Friday, July 5, 2013

Epic Hikes: Passaconaway and Whiteface

Two more of the 4000ft high peaks in New Hampshire under the belt today but these didn't come without cost.

Like the Pemi-Loop that John and I did in 2011 the temperatures and humidity were way up.  In the valley, the temperatures got into the 90s (32C) and the humidity close to 80%.  Up in the mountains when we were hiking on the lee side it felt like the temperatures were in the 80s and there was no relief with humidity levels that high.

We started at 7am at Einstein Bros in Concord (pronounced like conquered not con-cord as my traveling companions were quick to point out each time I said the town name) and made the 90 minute drive up to the trailhead in early morning temperatures in the mid-70s.

Our friends, Mike and Tony joined us for the trip and though there was a bit of a breeze across the open field near the car park, we were already pretty overheated when we started out.

The hike actually starts on farm property, a lovely house nestled in under the Whiteface mountain behind it.

The breeze that seemed so promising was not blowing in the foothills though the hiking was relatively easy.  On a fall day it would be a very pleasant hike but in the heat I found myself wondering how well we would handle the relatively steep sections that were inevitable near the top.
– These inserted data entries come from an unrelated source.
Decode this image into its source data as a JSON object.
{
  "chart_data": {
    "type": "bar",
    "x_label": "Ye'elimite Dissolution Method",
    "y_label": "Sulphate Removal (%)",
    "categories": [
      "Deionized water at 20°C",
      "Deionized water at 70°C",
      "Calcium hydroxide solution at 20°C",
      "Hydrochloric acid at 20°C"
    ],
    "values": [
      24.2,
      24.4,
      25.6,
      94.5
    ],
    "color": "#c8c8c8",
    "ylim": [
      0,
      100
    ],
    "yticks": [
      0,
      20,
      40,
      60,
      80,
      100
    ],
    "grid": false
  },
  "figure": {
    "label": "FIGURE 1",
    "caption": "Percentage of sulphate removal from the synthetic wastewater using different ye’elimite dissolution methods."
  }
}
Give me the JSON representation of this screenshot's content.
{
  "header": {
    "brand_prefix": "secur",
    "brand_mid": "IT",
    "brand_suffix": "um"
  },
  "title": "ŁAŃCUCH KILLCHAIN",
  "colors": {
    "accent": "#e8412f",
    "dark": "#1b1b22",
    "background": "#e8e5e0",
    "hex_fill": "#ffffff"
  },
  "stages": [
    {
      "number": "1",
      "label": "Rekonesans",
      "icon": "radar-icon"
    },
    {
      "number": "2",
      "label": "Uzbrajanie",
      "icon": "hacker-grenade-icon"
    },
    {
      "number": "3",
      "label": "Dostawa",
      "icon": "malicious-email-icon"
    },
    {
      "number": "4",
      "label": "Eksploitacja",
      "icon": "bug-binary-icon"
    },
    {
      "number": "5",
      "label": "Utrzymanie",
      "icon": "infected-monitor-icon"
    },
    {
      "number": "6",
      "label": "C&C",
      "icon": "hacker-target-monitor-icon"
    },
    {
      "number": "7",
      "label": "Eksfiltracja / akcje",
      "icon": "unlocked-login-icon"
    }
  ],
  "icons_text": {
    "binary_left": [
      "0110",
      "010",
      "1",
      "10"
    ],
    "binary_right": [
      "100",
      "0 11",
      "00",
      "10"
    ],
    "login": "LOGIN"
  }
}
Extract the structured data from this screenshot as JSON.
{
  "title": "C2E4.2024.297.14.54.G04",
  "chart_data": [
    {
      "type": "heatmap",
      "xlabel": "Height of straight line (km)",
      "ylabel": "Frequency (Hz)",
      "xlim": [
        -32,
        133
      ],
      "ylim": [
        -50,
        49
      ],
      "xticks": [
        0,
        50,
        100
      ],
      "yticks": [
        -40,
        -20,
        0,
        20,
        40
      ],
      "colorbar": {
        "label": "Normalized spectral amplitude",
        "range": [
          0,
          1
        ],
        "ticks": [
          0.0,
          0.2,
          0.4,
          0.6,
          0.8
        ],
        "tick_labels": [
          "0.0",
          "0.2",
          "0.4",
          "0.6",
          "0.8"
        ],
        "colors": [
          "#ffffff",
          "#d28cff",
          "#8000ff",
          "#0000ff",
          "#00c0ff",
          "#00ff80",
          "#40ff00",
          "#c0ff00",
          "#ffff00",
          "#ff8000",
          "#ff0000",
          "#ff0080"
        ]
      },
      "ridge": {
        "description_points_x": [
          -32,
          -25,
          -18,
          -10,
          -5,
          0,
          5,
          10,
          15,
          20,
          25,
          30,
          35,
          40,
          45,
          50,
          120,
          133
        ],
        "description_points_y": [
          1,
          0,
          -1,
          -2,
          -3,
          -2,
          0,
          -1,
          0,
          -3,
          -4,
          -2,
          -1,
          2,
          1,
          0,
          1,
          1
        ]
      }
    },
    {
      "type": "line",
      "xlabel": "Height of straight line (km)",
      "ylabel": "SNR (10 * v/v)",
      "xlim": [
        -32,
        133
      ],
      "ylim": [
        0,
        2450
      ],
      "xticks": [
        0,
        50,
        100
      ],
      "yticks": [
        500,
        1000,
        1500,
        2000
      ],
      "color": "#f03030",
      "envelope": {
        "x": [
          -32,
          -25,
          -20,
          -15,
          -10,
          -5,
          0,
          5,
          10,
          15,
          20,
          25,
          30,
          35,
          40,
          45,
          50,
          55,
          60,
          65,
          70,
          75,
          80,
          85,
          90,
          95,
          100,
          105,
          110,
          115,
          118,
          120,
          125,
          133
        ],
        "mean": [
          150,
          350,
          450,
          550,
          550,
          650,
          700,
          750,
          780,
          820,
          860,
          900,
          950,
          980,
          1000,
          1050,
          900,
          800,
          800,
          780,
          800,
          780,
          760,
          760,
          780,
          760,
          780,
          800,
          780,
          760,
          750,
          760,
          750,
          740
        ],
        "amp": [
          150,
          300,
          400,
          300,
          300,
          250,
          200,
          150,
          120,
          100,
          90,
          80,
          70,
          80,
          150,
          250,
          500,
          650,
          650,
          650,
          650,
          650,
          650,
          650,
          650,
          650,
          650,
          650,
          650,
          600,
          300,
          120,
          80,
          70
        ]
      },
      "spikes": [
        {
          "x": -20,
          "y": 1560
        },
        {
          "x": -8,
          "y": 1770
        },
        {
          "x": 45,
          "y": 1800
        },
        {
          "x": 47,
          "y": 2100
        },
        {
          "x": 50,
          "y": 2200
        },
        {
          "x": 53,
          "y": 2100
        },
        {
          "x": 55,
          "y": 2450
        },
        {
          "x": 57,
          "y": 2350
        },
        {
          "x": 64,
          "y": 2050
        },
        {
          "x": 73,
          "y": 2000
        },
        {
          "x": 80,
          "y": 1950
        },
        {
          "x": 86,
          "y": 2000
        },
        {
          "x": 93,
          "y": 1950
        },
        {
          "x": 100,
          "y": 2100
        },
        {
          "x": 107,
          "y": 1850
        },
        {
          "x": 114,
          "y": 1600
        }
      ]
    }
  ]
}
The steep climbing was quite impressive with a wall followed by some rather large slabs.  There were plenty of places to hold on to and despite some concern over footing, we were able to get up these slabs rather easily after taking a bit of a break below them.

After this the going got tough.  The mountain is not much harder a climb than the many other 4000ft peaks we have done but the heat and humidity sapped our strength relentlessly to the point where there was a discussion about not doing the side trip to Passaconaway.

Being as close as I am to getting all 48 (32 done by the end of today) I found myself making insisting that I wanted to complete the hike as planned and at the junction after some hesitation everyone decided to go on to the final push.

To be fair, Mike had said all along that he was not sure about doing both peaks and Bruce has done them already.  Tony was somewhat indifferent, these being his first 2 of 48 (Bruce somewhat ruthlessly suggested that he should not count the peaks they had bagged during their college years if he does decide to go ahead and get them all).

Anyway, the short of it was that I was the only one who really felt the "need" to carry on so I took it as a very kind gesture from them all.

A small breeze had picked up along the ridge after Whiteface and some B12 and Omega3 chews from Mike, along with the gatorade that is now a constant supplement in my bag during hikes helped to fuel the last push.

We came down the Diceys Mill Trail and Mike pointed out that this section of the trail passes through some of the original forest.  Most of the woods in New England were cleared between the Settlers arrival in the 1800s and the 1930s.  The wood was used for timber for homes, textiles and paper over the years.  This section of the forest still houses trees that have been around for about 300 years.

We exited across a the river close to the farmsteads at the trailhead.  We were somewhat in a hurry to get to the car and the beer and thwarted Mike's desire to get his feet wet in the stream.

We "wet our whistles" instead in a tavern in the town of Merrill, NH and had sandwiches to keep the wolf from the door until we got home later.

Oddly, despite suffering through this we did it 30min shorter than John and Bruce had taken a year ago...

Another great, if hot, day in the hills.